= Gabriel II Bataille =

Gabriel II Bataille was the master of music of French Queen Anne of Austria (1601–1666) from 1630 to 1666.

== Biography ==
Third surviving child of the family, after his brother Pierre and his sister Madeleine, Gabriel II Bataille succeeded his father Gabriel Bataille as master of the Queen's music in 1630, who probably named his son in survival. He is cited in this office in an act of 1633, in another act dated 1635, and again in 1636. Two roles of the Queen's music mention him precisely: the first in 1641, which specifies his wages of 900 lt per year and that he works in the second half of the year (the first being devolved to Antoine Boësset and the second in 1666 just after the death of the queen: he was at the same wages, but worked the first Semester, the second belonging to Robert Cambert.

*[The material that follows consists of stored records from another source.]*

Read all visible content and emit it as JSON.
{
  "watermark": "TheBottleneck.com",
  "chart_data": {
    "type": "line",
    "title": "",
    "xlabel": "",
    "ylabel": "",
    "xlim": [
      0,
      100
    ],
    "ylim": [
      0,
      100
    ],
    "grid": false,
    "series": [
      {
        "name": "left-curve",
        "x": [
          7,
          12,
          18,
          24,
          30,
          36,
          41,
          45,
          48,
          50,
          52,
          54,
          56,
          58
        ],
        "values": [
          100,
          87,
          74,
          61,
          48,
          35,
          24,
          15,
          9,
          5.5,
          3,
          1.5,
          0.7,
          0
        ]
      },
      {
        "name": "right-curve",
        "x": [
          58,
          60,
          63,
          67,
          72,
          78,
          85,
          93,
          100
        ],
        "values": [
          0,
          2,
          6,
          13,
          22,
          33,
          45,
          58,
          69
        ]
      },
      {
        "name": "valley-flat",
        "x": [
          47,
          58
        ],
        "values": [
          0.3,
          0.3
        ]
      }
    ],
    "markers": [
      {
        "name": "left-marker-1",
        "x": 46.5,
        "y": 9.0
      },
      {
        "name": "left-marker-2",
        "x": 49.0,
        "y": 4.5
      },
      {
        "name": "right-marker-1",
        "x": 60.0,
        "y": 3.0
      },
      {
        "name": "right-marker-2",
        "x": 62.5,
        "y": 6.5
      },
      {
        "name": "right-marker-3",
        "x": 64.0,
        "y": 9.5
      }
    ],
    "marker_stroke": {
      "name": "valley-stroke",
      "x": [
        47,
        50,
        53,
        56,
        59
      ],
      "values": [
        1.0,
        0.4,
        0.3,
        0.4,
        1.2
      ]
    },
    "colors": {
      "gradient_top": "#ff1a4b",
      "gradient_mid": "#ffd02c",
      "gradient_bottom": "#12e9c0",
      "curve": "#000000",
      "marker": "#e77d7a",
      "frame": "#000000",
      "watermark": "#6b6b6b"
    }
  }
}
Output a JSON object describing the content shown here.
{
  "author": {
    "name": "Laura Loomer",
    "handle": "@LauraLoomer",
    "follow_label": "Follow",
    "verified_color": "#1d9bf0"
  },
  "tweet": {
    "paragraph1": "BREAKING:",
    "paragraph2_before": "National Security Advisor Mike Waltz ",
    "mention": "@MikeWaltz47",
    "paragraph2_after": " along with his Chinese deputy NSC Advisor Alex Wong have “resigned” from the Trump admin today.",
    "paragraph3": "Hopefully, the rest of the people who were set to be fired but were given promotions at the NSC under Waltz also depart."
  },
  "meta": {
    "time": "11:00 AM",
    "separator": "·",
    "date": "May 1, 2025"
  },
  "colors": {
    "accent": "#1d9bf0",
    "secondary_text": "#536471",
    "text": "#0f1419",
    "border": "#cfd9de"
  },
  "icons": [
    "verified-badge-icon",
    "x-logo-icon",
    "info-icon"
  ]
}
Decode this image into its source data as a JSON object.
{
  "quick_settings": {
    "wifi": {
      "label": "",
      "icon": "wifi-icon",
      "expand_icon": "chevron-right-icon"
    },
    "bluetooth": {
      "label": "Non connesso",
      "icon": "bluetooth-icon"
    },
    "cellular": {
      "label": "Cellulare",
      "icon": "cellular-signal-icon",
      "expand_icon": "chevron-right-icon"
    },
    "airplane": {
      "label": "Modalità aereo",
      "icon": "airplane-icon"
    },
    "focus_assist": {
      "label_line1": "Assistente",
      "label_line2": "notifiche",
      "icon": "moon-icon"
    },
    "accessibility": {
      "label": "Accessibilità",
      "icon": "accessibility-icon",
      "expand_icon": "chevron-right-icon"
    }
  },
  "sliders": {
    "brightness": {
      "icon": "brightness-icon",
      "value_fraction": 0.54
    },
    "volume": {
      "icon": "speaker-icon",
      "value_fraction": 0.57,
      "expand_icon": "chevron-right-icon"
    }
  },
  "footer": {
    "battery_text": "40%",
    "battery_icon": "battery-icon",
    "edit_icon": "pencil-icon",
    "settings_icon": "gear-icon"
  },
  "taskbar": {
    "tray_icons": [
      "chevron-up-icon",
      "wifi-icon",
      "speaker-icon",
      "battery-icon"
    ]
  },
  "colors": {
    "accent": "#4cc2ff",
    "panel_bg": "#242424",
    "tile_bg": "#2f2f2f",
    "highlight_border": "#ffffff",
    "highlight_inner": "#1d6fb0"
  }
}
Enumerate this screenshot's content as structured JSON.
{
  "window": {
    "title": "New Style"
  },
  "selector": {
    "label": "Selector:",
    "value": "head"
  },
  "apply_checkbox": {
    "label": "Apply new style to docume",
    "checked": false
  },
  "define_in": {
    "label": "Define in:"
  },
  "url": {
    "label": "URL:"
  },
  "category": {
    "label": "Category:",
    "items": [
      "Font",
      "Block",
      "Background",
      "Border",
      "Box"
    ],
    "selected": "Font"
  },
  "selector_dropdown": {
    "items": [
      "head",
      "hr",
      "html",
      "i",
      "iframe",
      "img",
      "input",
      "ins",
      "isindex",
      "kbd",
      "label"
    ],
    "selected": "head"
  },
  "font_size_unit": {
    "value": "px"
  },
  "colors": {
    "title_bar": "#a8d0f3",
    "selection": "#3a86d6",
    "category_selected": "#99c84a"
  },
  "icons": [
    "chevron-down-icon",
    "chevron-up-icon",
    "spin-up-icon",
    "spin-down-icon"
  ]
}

He married Marie Brunet, who gave him a daughter Marguerite baptized on 27 January 1629 in the parish of Saint-Leu, but buried on 18 February. On 5 January 1639 Gabriel II became the godfather of Gabriel Morot, the daughter of musician Mathieu Lalemant (husband of his sister Madeleine Bataille), then on 24 April 1645 of Gabriel Piquet and on 27 August 1664 of Robert Gabriel du Garnier.

He died after 1666.

While his father published much, there is no source of possible works by Gabriel II.

== Sources ==
- Catherine Massip: La Vie des musiciens de Paris au temps de Mazarin (1643-1661): essai d'étude sociale. Paris: Picard, 1976.
- Musiciens de Paris 1535–1792 after the Laborde file. Published by Yolande de Brossard. Paris: Picard, 1965.
- Madeleine Jurgens, Documents du minutier central concernant l’histoire de la musique, 1600–1650. Paris: 1967, 1974.